All hail the arrival of the indexes to the early London parish registers in our LMA collections. Now all those who claim their ancestors were proper Londoners can check this out and see whether they can push their tree back all the way to the era of Henry VIII, or even earlier.
From Edmonton to Battersea and Richmond to Camden, nearly 500 years of Londoners being hatched, matched and dispatched are now fully searchable by name, parents or spouses’ names, parish and county.
Given the tendency of Londoners to move across the numerous tiny parishes of the city and from the inner to the outer suburbs, the indexes will be a great help in tracking the movements of your families. But it’s the extra details that add the spice – and the registers provide these in their droves.

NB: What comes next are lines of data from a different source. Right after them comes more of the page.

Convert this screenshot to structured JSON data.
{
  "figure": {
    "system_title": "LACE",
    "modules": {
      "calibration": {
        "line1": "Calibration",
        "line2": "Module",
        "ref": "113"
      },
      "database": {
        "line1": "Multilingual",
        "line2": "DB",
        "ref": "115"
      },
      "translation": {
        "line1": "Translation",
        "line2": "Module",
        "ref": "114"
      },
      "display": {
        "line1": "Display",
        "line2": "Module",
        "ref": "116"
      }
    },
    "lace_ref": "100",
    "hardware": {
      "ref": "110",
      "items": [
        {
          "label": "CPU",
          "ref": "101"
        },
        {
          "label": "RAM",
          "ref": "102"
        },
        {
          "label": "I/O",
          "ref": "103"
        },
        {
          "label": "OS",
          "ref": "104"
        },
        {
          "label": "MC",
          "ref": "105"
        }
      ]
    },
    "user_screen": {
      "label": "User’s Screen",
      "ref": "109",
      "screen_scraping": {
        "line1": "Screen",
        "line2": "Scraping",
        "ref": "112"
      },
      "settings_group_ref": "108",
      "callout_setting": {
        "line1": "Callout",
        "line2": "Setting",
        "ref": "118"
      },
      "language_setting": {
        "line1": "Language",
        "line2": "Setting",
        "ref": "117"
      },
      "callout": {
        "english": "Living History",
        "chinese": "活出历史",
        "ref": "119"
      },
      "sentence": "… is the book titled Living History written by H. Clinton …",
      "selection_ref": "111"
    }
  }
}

Scattered liberally through the records, you’ll find mentions of what people actually did for a living and what street they lived on, plus occasionally what they died of and whether they were legitimate or not.
As well as your own family, it’s always fun to find some famous Londoners: not just figures like Samuel Pepys (buried at St Olave) and John Keats (baptized at St Botolph’s), but characters like James Summersett – the slave whose legal case signaled the beginning of the end of slavery in Britain – baptized at the age of 30 in St Andrews, Holborn.
You’ll find criminals such as John ‘Sixteen String Jack’ Rann, a notorious London highwayman, who was hanged in 1774 at Tyburn and buried at St Marlebone, near the spot of his execution. The ghosts of the Elizabethan age are also here – check out playwright Christopher Marlowe, friend of William Shakespeare, buried in St Nicholas church, Debtford, after being stabbed in a local pub, supposedly in an argument over the bar bill.
A word of warning though. London has historically been a population sink, sucking in the inhabitants of the surrounding countryside but failing until the middle of the eighteenth century to grow its own populace. Plenty of people were born in the capital, especially with lots of young marriages from the 1700s, but smallpox epidemics, infanticide and the gin craze carried plenty of babies and children off.
It’s a genuine challenge to find a Tudor or Restoration ancestor when so many of their descendents never carried a line into the 21st century, or left the city or indeed the shores of England.